So I’m watching the football game with my husband and his friends who are bodybuilders and former Mr. Michigans. They’re all winners of the title.
I’m really fat right now. I’m 80 pounds (36.28 kg) overweight right now. I’m so ashamed of myself. I feel humiliated by my appearance. I keep catching the men looking at my stomach (it’s round).
I don’t feel worthy of the company I’m in. I’m not feeling very good about myself right now. I wish my worth came from my inner self more than my outer self, but as Americans, I know that’s not the case.
I bet they’re not really looking at your stomach. I’m sure you look nice. I’m sorry you’re not feeling good about yourself right now, but I think that you should.
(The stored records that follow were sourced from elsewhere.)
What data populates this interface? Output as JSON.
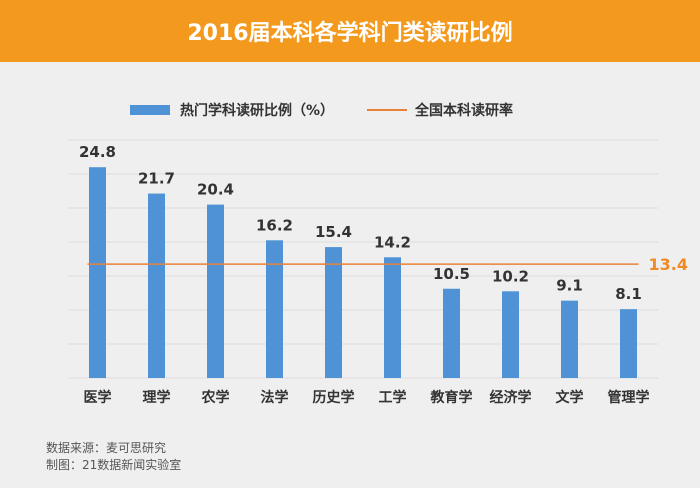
{
  "header": {
    "title": "2016届本科各学科门类读研比例"
  },
  "legend": {
    "bar_label": "热门学科读研比例（%）",
    "line_label": "全国本科读研率"
  },
  "colors": {
    "banner": "#f39a1e",
    "bar": "#4f93d6",
    "line": "#e8823a",
    "line_label": "#f08a24"
  },
  "chart_data": {
    "type": "bar",
    "categories": [
      "医学",
      "理学",
      "农学",
      "法学",
      "历史学",
      "工学",
      "教育学",
      "经济学",
      "文学",
      "管理学"
    ],
    "values": [
      24.8,
      21.7,
      20.4,
      16.2,
      15.4,
      14.2,
      10.5,
      10.2,
      9.1,
      8.1
    ],
    "value_labels": [
      "24.8",
      "21.7",
      "20.4",
      "16.2",
      "15.4",
      "14.2",
      "10.5",
      "10.2",
      "9.1",
      "8.1"
    ],
    "reference_line": {
      "value": 13.4,
      "label": "13.4"
    },
    "ylim": [
      0,
      28
    ],
    "grid": true,
    "legend_position": "top"
  },
  "footer": {
    "source": "数据来源：麦可思研究",
    "credit": "制图：21数据新闻实验室"
  }
}
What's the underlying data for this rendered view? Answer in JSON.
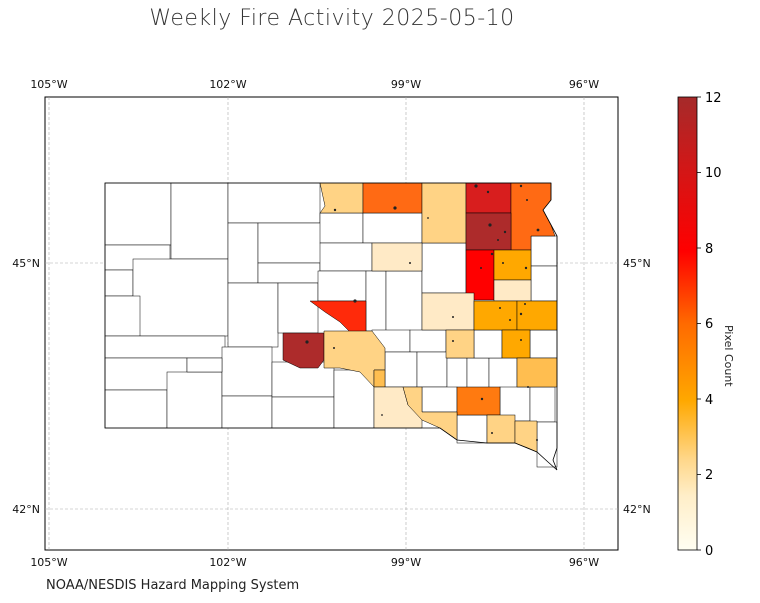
{
  "title": "Weekly Fire Activity 2025-05-10",
  "source": "NOAA/NESDIS Hazard Mapping System",
  "map": {
    "lon_ticks": [
      "105°W",
      "102°W",
      "99°W",
      "96°W"
    ],
    "lat_ticks": [
      "45°N",
      "42°N"
    ],
    "lon_range": [
      -105.1,
      -95.5
    ],
    "lat_range": [
      41.5,
      47.05
    ],
    "gridlines": true,
    "region": "South Dakota counties"
  },
  "colorbar": {
    "label": "Pixel Count",
    "min": 0,
    "max": 12,
    "ticks": [
      "0",
      "2",
      "4",
      "6",
      "8",
      "10",
      "12"
    ],
    "stops": [
      "#fffef2",
      "#ffe5b4",
      "#ffd27f",
      "#ffa800",
      "#ff7000",
      "#ff1400",
      "#e02020",
      "#a52a2a"
    ]
  },
  "legend": {
    "low": "0",
    "high": "12"
  }
}
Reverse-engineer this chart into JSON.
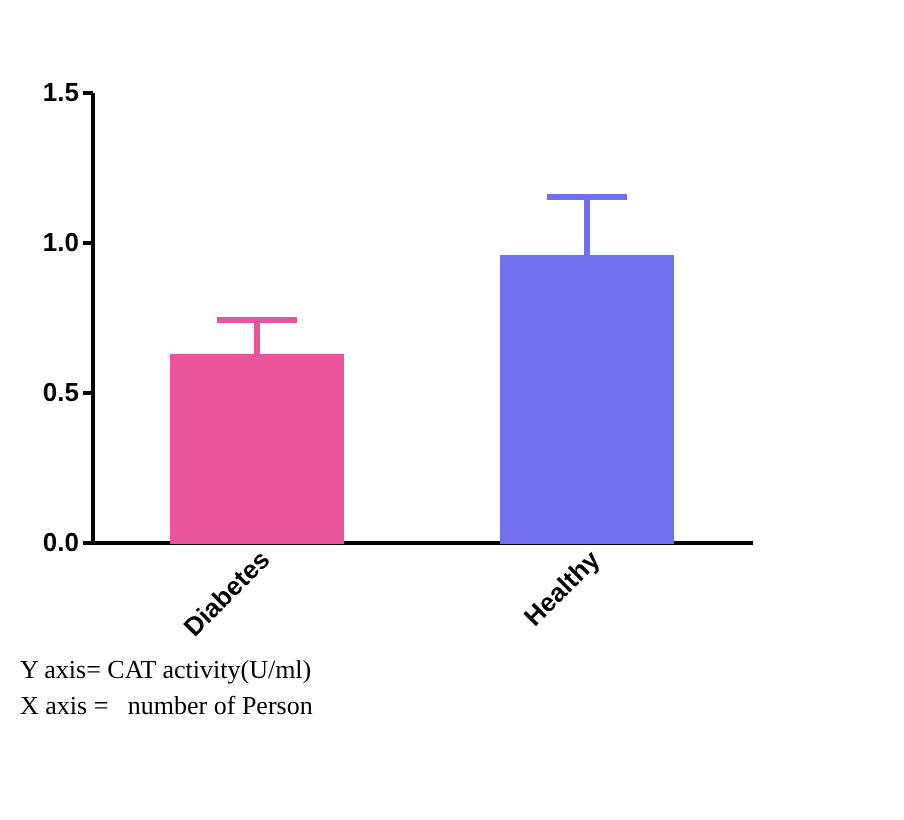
{
  "chart_data": {
    "type": "bar",
    "categories": [
      "Diabetes",
      "Healthy"
    ],
    "values": [
      0.62,
      0.95
    ],
    "colors": [
      "#e8559a",
      "#7070f0"
    ],
    "errors": [
      [
        0.62,
        0.74
      ],
      [
        0.95,
        1.15
      ]
    ],
    "ylim": [
      0,
      1.5
    ],
    "yticks": [
      {
        "value": 0,
        "label": "0.0"
      },
      0.5,
      {
        "value": 1,
        "label": "1.0"
      },
      1.5
    ],
    "grid": false,
    "annotations": [
      "Y axis= CAT activity(U/ml)",
      "X axis =   number of Person"
    ]
  }
}
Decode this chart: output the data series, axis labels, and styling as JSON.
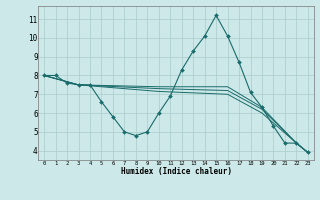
{
  "background_color": "#cce8e8",
  "grid_color": "#aacccc",
  "line_color": "#1a6b6b",
  "marker_color": "#1a6b6b",
  "xlabel": "Humidex (Indice chaleur)",
  "xlim": [
    -0.5,
    23.5
  ],
  "ylim": [
    3.5,
    11.7
  ],
  "yticks": [
    4,
    5,
    6,
    7,
    8,
    9,
    10,
    11
  ],
  "xticks": [
    0,
    1,
    2,
    3,
    4,
    5,
    6,
    7,
    8,
    9,
    10,
    11,
    12,
    13,
    14,
    15,
    16,
    17,
    18,
    19,
    20,
    21,
    22,
    23
  ],
  "series": [
    {
      "x": [
        0,
        1,
        2,
        3,
        4,
        5,
        6,
        7,
        8,
        9,
        10,
        11,
        12,
        13,
        14,
        15,
        16,
        17,
        18,
        19,
        20,
        21,
        22,
        23
      ],
      "y": [
        8.0,
        8.0,
        7.6,
        7.5,
        7.5,
        6.6,
        5.8,
        5.0,
        4.8,
        5.0,
        6.0,
        6.9,
        8.3,
        9.3,
        10.1,
        11.2,
        10.1,
        8.7,
        7.1,
        6.3,
        5.3,
        4.4,
        4.4,
        3.9
      ],
      "has_markers": true
    },
    {
      "x": [
        0,
        3,
        10,
        16,
        19,
        22,
        23
      ],
      "y": [
        8.0,
        7.5,
        7.4,
        7.4,
        6.3,
        4.4,
        3.9
      ],
      "has_markers": false
    },
    {
      "x": [
        0,
        3,
        10,
        16,
        19,
        22,
        23
      ],
      "y": [
        8.0,
        7.5,
        7.3,
        7.2,
        6.2,
        4.4,
        3.9
      ],
      "has_markers": false
    },
    {
      "x": [
        0,
        3,
        10,
        16,
        19,
        22,
        23
      ],
      "y": [
        8.0,
        7.5,
        7.15,
        7.0,
        6.0,
        4.4,
        3.9
      ],
      "has_markers": false
    }
  ]
}
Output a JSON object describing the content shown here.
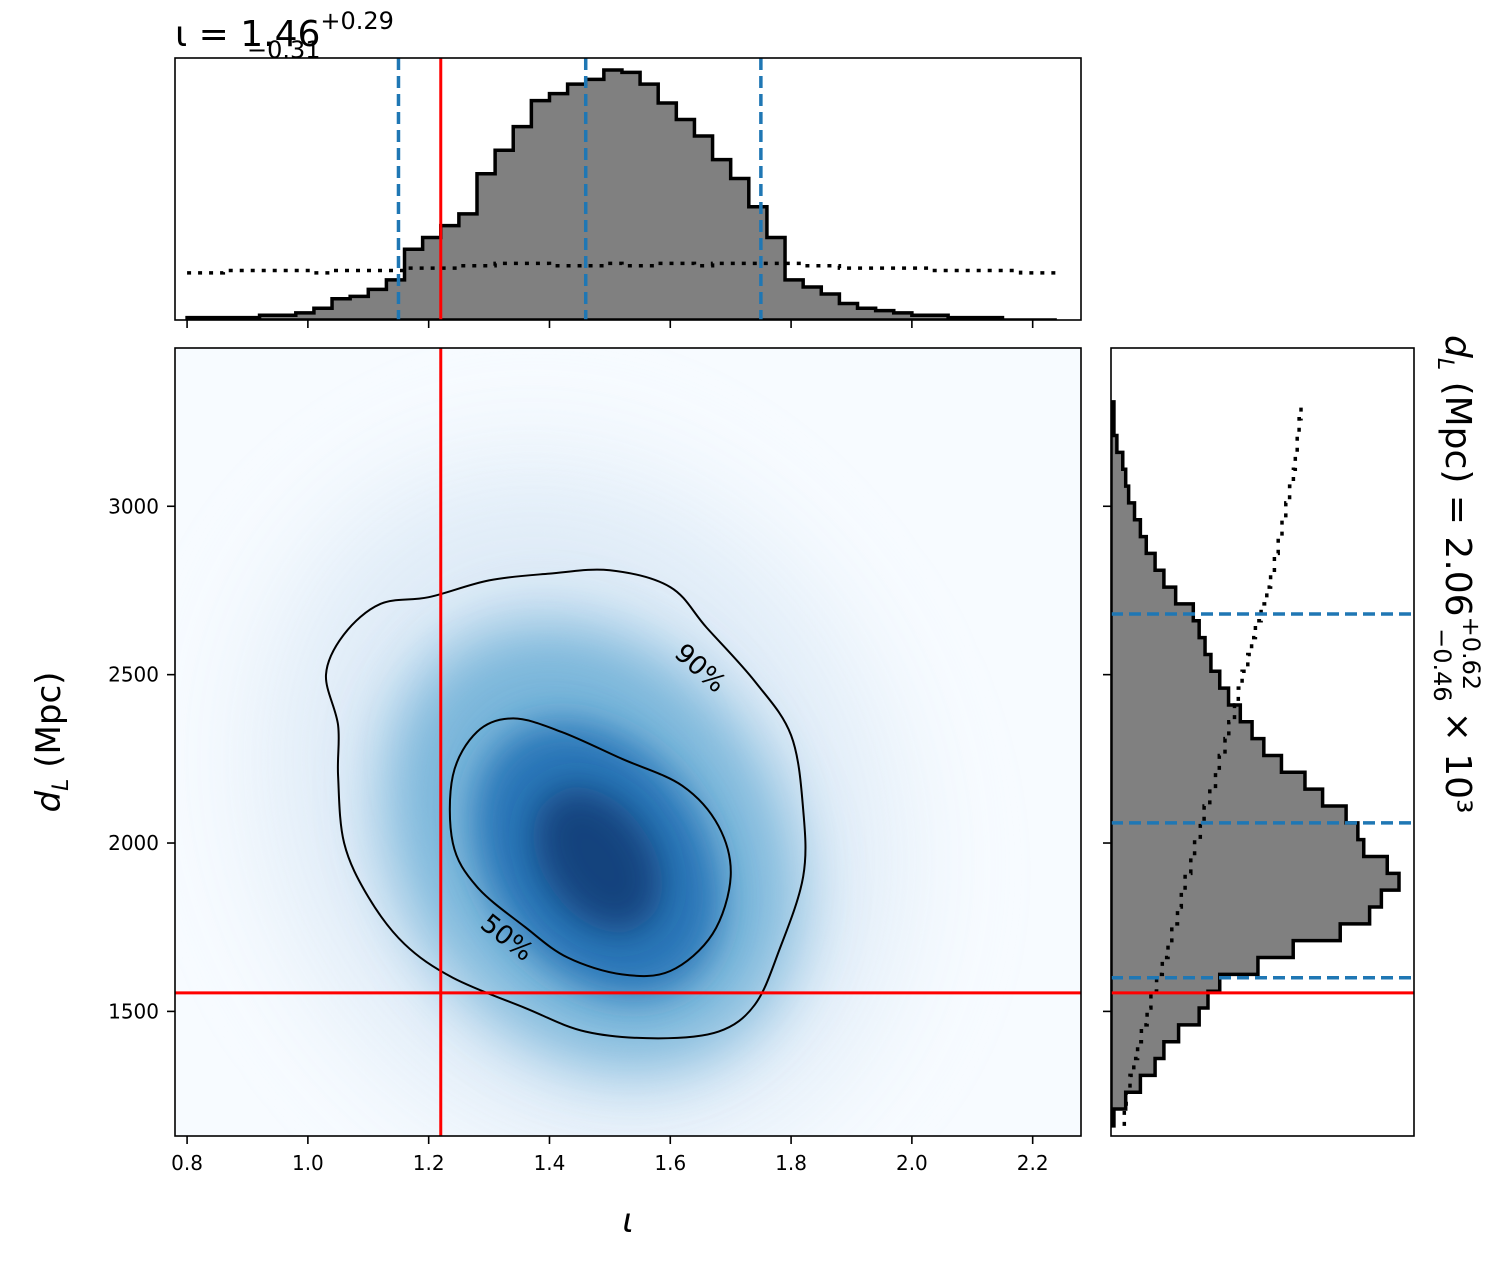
{
  "chart_data": {
    "type": "corner",
    "panels": {
      "top_histogram": {
        "type": "step-histogram",
        "title": {
          "symbol": "ι",
          "median": "1.46",
          "plus": "+0.29",
          "minus": "−0.31"
        },
        "xlim": [
          0.78,
          2.28
        ],
        "bin_edges": [
          0.8,
          0.83,
          0.86,
          0.89,
          0.92,
          0.95,
          0.98,
          1.01,
          1.04,
          1.07,
          1.1,
          1.13,
          1.16,
          1.19,
          1.22,
          1.25,
          1.28,
          1.31,
          1.34,
          1.37,
          1.4,
          1.43,
          1.46,
          1.49,
          1.52,
          1.55,
          1.58,
          1.61,
          1.64,
          1.67,
          1.7,
          1.73,
          1.76,
          1.79,
          1.82,
          1.85,
          1.88,
          1.91,
          1.94,
          1.97,
          2.0,
          2.03,
          2.06,
          2.09,
          2.12,
          2.15,
          2.18,
          2.21,
          2.24
        ],
        "posterior_density": [
          0.01,
          0.01,
          0.01,
          0.01,
          0.02,
          0.02,
          0.03,
          0.05,
          0.09,
          0.1,
          0.13,
          0.17,
          0.3,
          0.35,
          0.4,
          0.45,
          0.62,
          0.72,
          0.82,
          0.93,
          0.96,
          1.0,
          1.02,
          1.06,
          1.05,
          1.0,
          0.92,
          0.85,
          0.78,
          0.68,
          0.6,
          0.48,
          0.35,
          0.17,
          0.14,
          0.11,
          0.07,
          0.05,
          0.04,
          0.03,
          0.02,
          0.02,
          0.01,
          0.01,
          0.01,
          0.0,
          0.0,
          0.0
        ],
        "prior_density": [
          0.2,
          0.2,
          0.21,
          0.21,
          0.21,
          0.21,
          0.21,
          0.2,
          0.21,
          0.21,
          0.21,
          0.21,
          0.22,
          0.22,
          0.22,
          0.23,
          0.23,
          0.24,
          0.24,
          0.24,
          0.23,
          0.23,
          0.23,
          0.24,
          0.23,
          0.23,
          0.24,
          0.24,
          0.23,
          0.24,
          0.24,
          0.24,
          0.24,
          0.24,
          0.23,
          0.23,
          0.22,
          0.22,
          0.22,
          0.22,
          0.22,
          0.21,
          0.21,
          0.21,
          0.21,
          0.21,
          0.2,
          0.2
        ],
        "median_line": 1.46,
        "credible_bounds": [
          1.15,
          1.75
        ],
        "injected_value": 1.22
      },
      "joint": {
        "type": "2d-density",
        "xlabel": "ι",
        "ylabel": "d_L (Mpc)",
        "xlim": [
          0.78,
          2.28
        ],
        "ylim": [
          1130,
          3470
        ],
        "xticks": [
          0.8,
          1.0,
          1.2,
          1.4,
          1.6,
          1.8,
          2.0,
          2.2
        ],
        "xtick_labels": [
          "0.8",
          "1.0",
          "1.2",
          "1.4",
          "1.6",
          "1.8",
          "2.0",
          "2.2"
        ],
        "yticks": [
          1500,
          2000,
          2500,
          3000
        ],
        "ytick_labels": [
          "1500",
          "2000",
          "2500",
          "3000"
        ],
        "colormap": "Blues",
        "peak": {
          "iota": 1.48,
          "dL": 1950
        },
        "contours": [
          {
            "label": "50%",
            "points": [
              [
                1.24,
                2200
              ],
              [
                1.28,
                2330
              ],
              [
                1.34,
                2370
              ],
              [
                1.42,
                2330
              ],
              [
                1.52,
                2250
              ],
              [
                1.62,
                2170
              ],
              [
                1.68,
                2050
              ],
              [
                1.7,
                1900
              ],
              [
                1.67,
                1730
              ],
              [
                1.6,
                1620
              ],
              [
                1.52,
                1610
              ],
              [
                1.43,
                1660
              ],
              [
                1.36,
                1750
              ],
              [
                1.28,
                1870
              ],
              [
                1.24,
                2000
              ]
            ]
          },
          {
            "label": "90%",
            "points": [
              [
                1.03,
                2500
              ],
              [
                1.06,
                2620
              ],
              [
                1.12,
                2710
              ],
              [
                1.2,
                2730
              ],
              [
                1.3,
                2780
              ],
              [
                1.4,
                2800
              ],
              [
                1.5,
                2810
              ],
              [
                1.6,
                2760
              ],
              [
                1.66,
                2640
              ],
              [
                1.74,
                2480
              ],
              [
                1.8,
                2320
              ],
              [
                1.82,
                2100
              ],
              [
                1.82,
                1900
              ],
              [
                1.78,
                1680
              ],
              [
                1.74,
                1520
              ],
              [
                1.68,
                1440
              ],
              [
                1.58,
                1420
              ],
              [
                1.46,
                1440
              ],
              [
                1.36,
                1510
              ],
              [
                1.24,
                1600
              ],
              [
                1.16,
                1700
              ],
              [
                1.1,
                1840
              ],
              [
                1.06,
                2000
              ],
              [
                1.05,
                2200
              ],
              [
                1.05,
                2350
              ]
            ]
          }
        ],
        "injected": {
          "iota": 1.22,
          "dL": 1555
        }
      },
      "right_histogram": {
        "type": "step-histogram",
        "orientation": "horizontal",
        "title": {
          "label": "d_L (Mpc)",
          "median": "2.06",
          "plus": "+0.62",
          "minus": "−0.46",
          "scale": "× 10³"
        },
        "ylim": [
          1130,
          3470
        ],
        "bin_edges": [
          1160,
          1210,
          1260,
          1310,
          1360,
          1410,
          1460,
          1510,
          1560,
          1610,
          1660,
          1710,
          1760,
          1810,
          1860,
          1910,
          1960,
          2010,
          2060,
          2110,
          2160,
          2210,
          2260,
          2310,
          2360,
          2410,
          2460,
          2510,
          2560,
          2610,
          2660,
          2710,
          2760,
          2810,
          2860,
          2910,
          2960,
          3010,
          3060,
          3110,
          3160,
          3210,
          3260,
          3310
        ],
        "posterior_density": [
          0.01,
          0.05,
          0.1,
          0.15,
          0.18,
          0.23,
          0.3,
          0.33,
          0.37,
          0.5,
          0.62,
          0.78,
          0.88,
          0.92,
          0.98,
          0.94,
          0.86,
          0.84,
          0.8,
          0.72,
          0.66,
          0.58,
          0.52,
          0.48,
          0.44,
          0.4,
          0.37,
          0.34,
          0.32,
          0.3,
          0.28,
          0.22,
          0.18,
          0.15,
          0.12,
          0.1,
          0.08,
          0.06,
          0.05,
          0.04,
          0.02,
          0.01,
          0.01
        ],
        "prior_density": [
          0.07,
          0.08,
          0.1,
          0.12,
          0.14,
          0.16,
          0.19,
          0.21,
          0.24,
          0.27,
          0.3,
          0.32,
          0.35,
          0.37,
          0.39,
          0.42,
          0.44,
          0.47,
          0.49,
          0.52,
          0.55,
          0.57,
          0.6,
          0.62,
          0.65,
          0.67,
          0.69,
          0.72,
          0.74,
          0.76,
          0.79,
          0.82,
          0.84,
          0.86,
          0.88,
          0.9,
          0.92,
          0.94,
          0.96,
          0.97,
          0.98,
          0.99,
          1.0
        ],
        "median_line": 2060,
        "credible_bounds": [
          1600,
          2680
        ],
        "injected_value": 1555
      }
    },
    "colors": {
      "hist_fill": "#808080",
      "hist_edge": "#000000",
      "quantile_lines": "#1f77b4",
      "injection": "#ff0000",
      "contour": "#000000"
    }
  }
}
I have a normal BMI and I always criticize myself. 2 1/2 years ago I was my high school weight, which was really skinny. I can criticize myself in photos in a bikini at that weight. We’re always our own worst critic.
It naturally feels that way when being with fit people. Maybe there are still something good in the soul that will overcome the body related issues. Just need to find that and be peace with it.
All I can say is that girllllll you totes need better friends. Thems are his friends. For instance I know my way around a good sandwich, can put down judgmental idiots and I love love love dumb reality shows. Just saying you can hang with me anytime.